Deborah Aschheim (born 1964) is an American new media artist. She has exhibited her work internationally, in the United States and in Europe. She is best known for her exhibition Involuntary Memories. Her work includes video sculptures and focuses on memory, memory loss, and place. She describes her work as an attempt to understand memory from both a personal and emotional perspective. Her work was included in an exhibition at the Suyama Space in Seattle in 2013.

Aschheim was a 2007 Artist-in-Residence at the McColl Center for Art + Innovation in Charlotte, NC.

==Education==
Aschheim graduated with a B.A. in Anthropology with Honors and Studio Art from Brown University in 1986, and a MFA in Sculpture from the University of Washington in 1990.

==Involuntary Memories==
Aschheim’s Involuntary Memories is a unique installation that utilizes several different art forms including drawings, sculptures, artifacts, and interviews completed in 2011-2012 at the Orange County Great Park (formerly known as the Marine Corps Air Station El Toro). The piece focuses on the relationships that people who lived during the Richard Nixon/ Vietnam War era now have with the period nearly 40 years later.

For this piece, Aschheim chose to create original works of art in the form of sculptures and drawings gaining inspiration mainly from UC Irvine’s Archives and Special Collections. She then used these creations and added the text from the interviews she conducted in her open studio. The interviews showed both sides of the anti- and pro-war arguments during this era.
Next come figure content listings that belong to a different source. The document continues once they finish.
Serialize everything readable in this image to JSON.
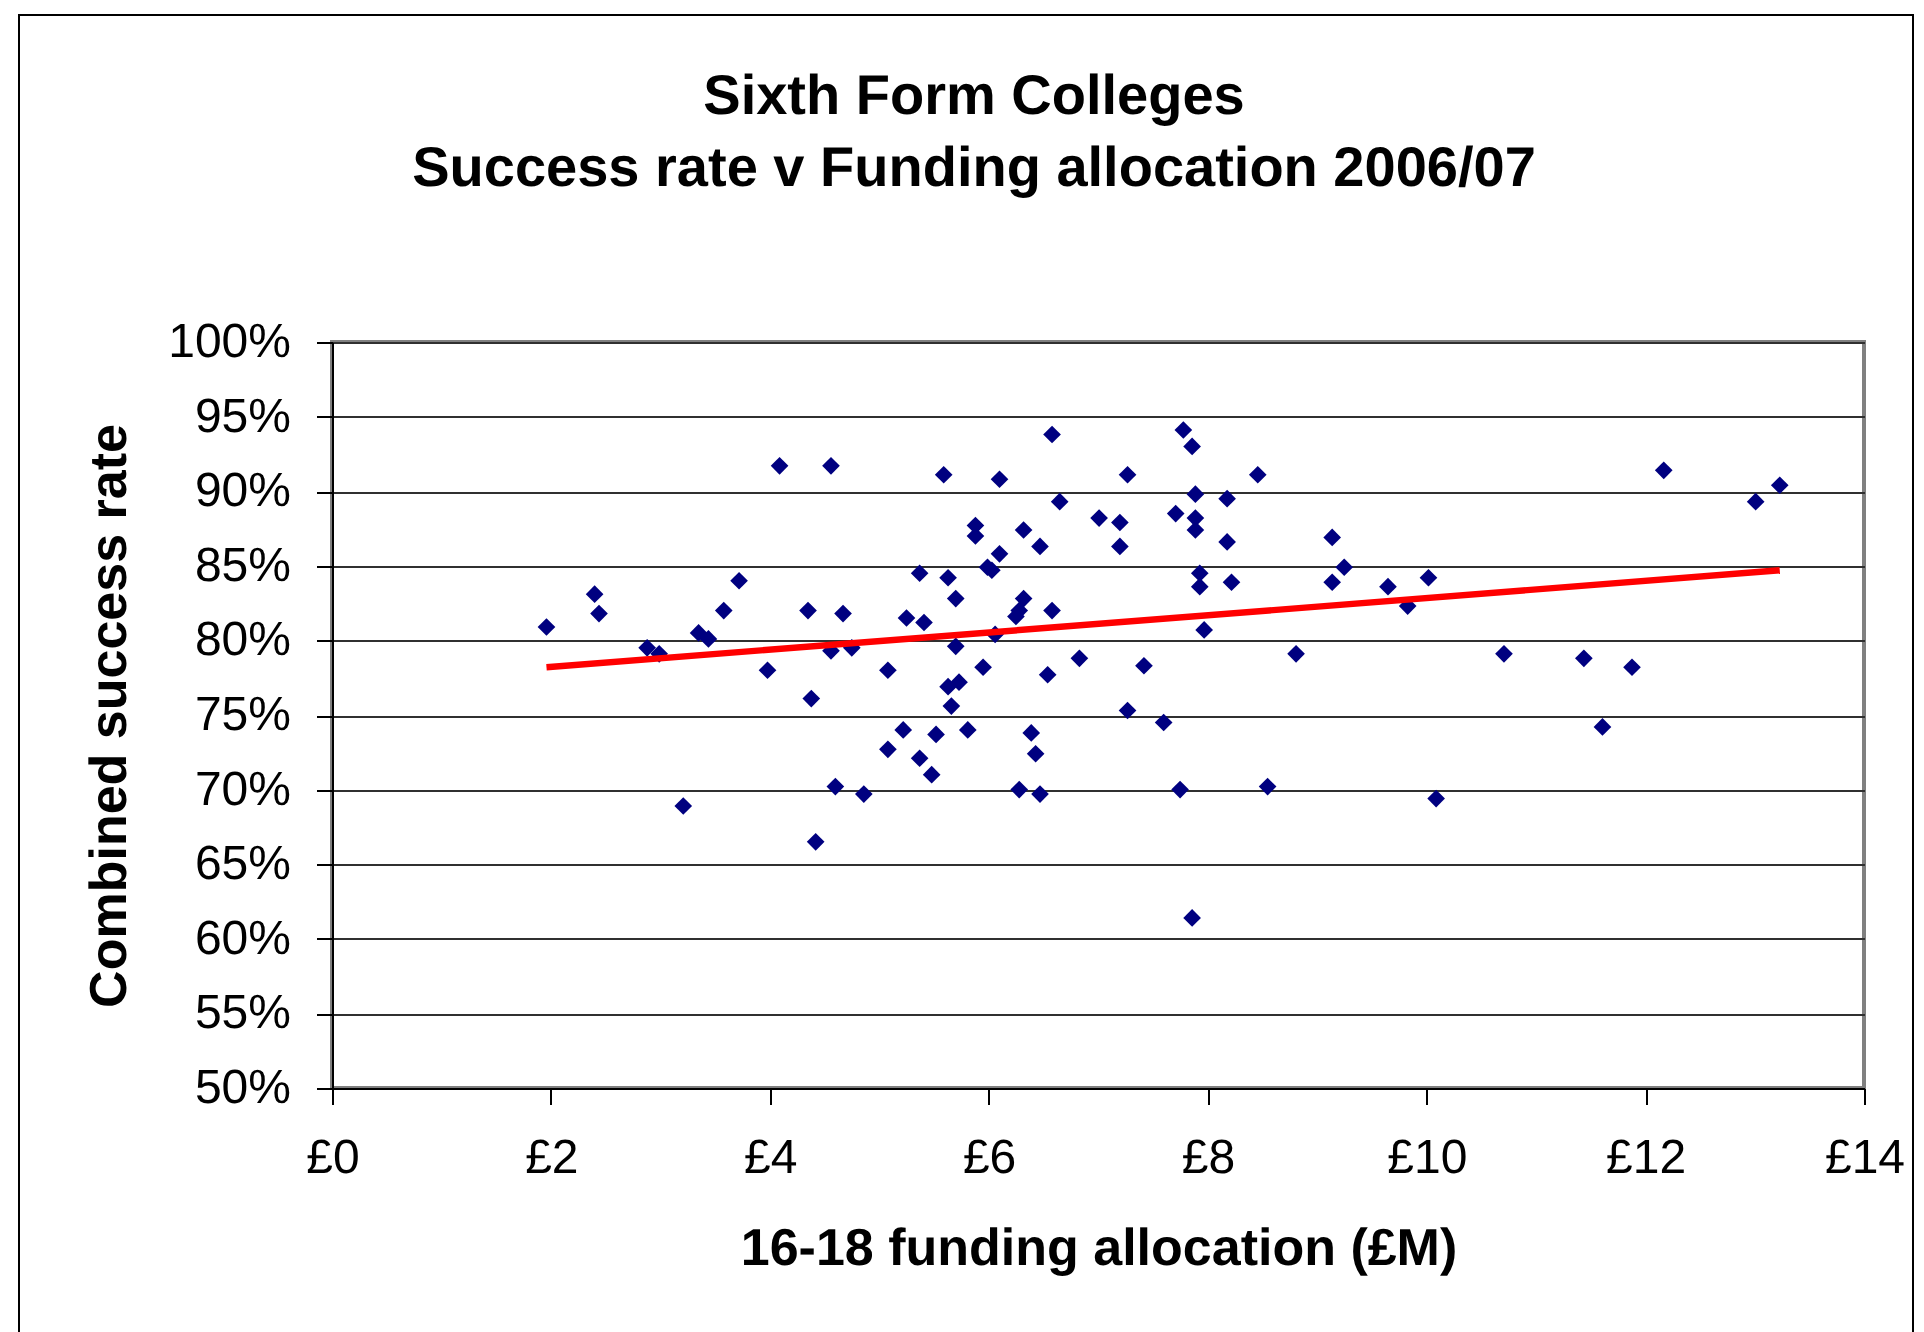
{
  "chart_data": {
    "type": "scatter",
    "title": "Sixth Form Colleges\nSuccess rate v Funding allocation 2006/07",
    "xlabel": "16-18 funding allocation (£M)",
    "ylabel": "Combined success rate",
    "xlim": [
      0,
      14
    ],
    "xticks": [
      {
        "value": 0,
        "label": "£0"
      },
      {
        "value": 2,
        "label": "£2"
      },
      {
        "value": 4,
        "label": "£4"
      },
      {
        "value": 6,
        "label": "£6"
      },
      {
        "value": 8,
        "label": "£8"
      },
      {
        "value": 10,
        "label": "£10"
      },
      {
        "value": 12,
        "label": "£12"
      },
      {
        "value": 14,
        "label": "£14"
      }
    ],
    "ylim": [
      50,
      100
    ],
    "yticks": [
      {
        "value": 50,
        "label": "50%"
      },
      {
        "value": 55,
        "label": "55%"
      },
      {
        "value": 60,
        "label": "60%"
      },
      {
        "value": 65,
        "label": "65%"
      },
      {
        "value": 70,
        "label": "70%"
      },
      {
        "value": 75,
        "label": "75%"
      },
      {
        "value": 80,
        "label": "80%"
      },
      {
        "value": 85,
        "label": "85%"
      },
      {
        "value": 90,
        "label": "90%"
      },
      {
        "value": 95,
        "label": "95%"
      },
      {
        "value": 100,
        "label": "100%"
      }
    ],
    "grid": "y",
    "marker": "diamond",
    "series": [
      {
        "color": "#000080",
        "x": [
          1.96,
          2.4,
          2.44,
          2.88,
          2.99,
          3.21,
          3.35,
          3.44,
          3.58,
          3.72,
          3.98,
          4.09,
          4.35,
          4.38,
          4.42,
          4.56,
          4.56,
          4.6,
          4.67,
          4.75,
          4.86,
          5.08,
          5.08,
          5.22,
          5.25,
          5.41,
          5.37,
          5.37,
          5.48,
          5.52,
          5.59,
          5.63,
          5.7,
          5.7,
          5.63,
          5.73,
          5.66,
          5.81,
          5.88,
          5.88,
          5.95,
          5.99,
          6.03,
          6.1,
          6.1,
          6.06,
          6.25,
          6.28,
          6.32,
          6.32,
          6.28,
          6.39,
          6.43,
          6.47,
          6.47,
          6.54,
          6.58,
          6.58,
          6.65,
          6.83,
          7.01,
          7.2,
          7.2,
          7.27,
          7.27,
          7.42,
          7.6,
          7.71,
          7.75,
          7.78,
          7.86,
          7.86,
          7.89,
          7.89,
          7.89,
          7.93,
          7.93,
          7.97,
          8.18,
          8.18,
          8.22,
          8.46,
          8.55,
          8.81,
          9.14,
          9.25,
          9.14,
          9.65,
          9.83,
          10.02,
          10.09,
          10.71,
          11.44,
          11.61,
          11.88,
          12.17,
          13.01,
          13.23
        ],
        "values": [
          80.9,
          83.1,
          81.8,
          79.5,
          79.1,
          68.9,
          80.5,
          80.1,
          82.0,
          84.0,
          78.0,
          91.7,
          82.0,
          76.1,
          66.5,
          91.7,
          79.3,
          70.2,
          81.8,
          79.5,
          69.7,
          78.0,
          72.7,
          74.0,
          81.5,
          81.2,
          84.5,
          72.1,
          71.0,
          73.7,
          91.1,
          84.2,
          82.8,
          79.6,
          76.9,
          77.2,
          75.6,
          74.0,
          87.7,
          87.0,
          78.2,
          84.9,
          84.7,
          90.8,
          85.8,
          80.4,
          81.6,
          82.0,
          82.8,
          87.4,
          70.0,
          73.8,
          72.4,
          69.7,
          86.3,
          77.7,
          93.8,
          82.0,
          89.3,
          78.8,
          88.2,
          87.9,
          86.3,
          91.1,
          75.3,
          78.3,
          74.5,
          88.5,
          70.0,
          94.1,
          93.0,
          61.4,
          89.8,
          88.2,
          87.4,
          84.5,
          83.6,
          80.7,
          89.5,
          86.6,
          83.9,
          91.1,
          70.2,
          79.1,
          86.9,
          84.9,
          83.9,
          83.6,
          82.3,
          84.2,
          69.4,
          79.1,
          78.8,
          74.2,
          78.2,
          91.4,
          89.3,
          90.4
        ]
      },
      {
        "type": "line",
        "color": "#ff0000",
        "marker": "none",
        "x": [
          1.96,
          13.23
        ],
        "values": [
          78.2,
          84.7
        ]
      }
    ]
  }
}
There was also a video played by Penny Lane and Brian Frye that showcased a few excerpts from The Silent Majority: Super 8 Home Movies from the Nixon White House. Penny Lane and Brian Frye also produced a video titled “Our Nixon” which used archival footage of home movies by Nixon staffers. Meg Linton also wrote an intro for the exhibition. Indre Viskonta also wrote an essay regarding the piece. Involuntary Memories was an installation piece in Great Park Art Gallery, Orange County Great Park, Irvine, California 2013.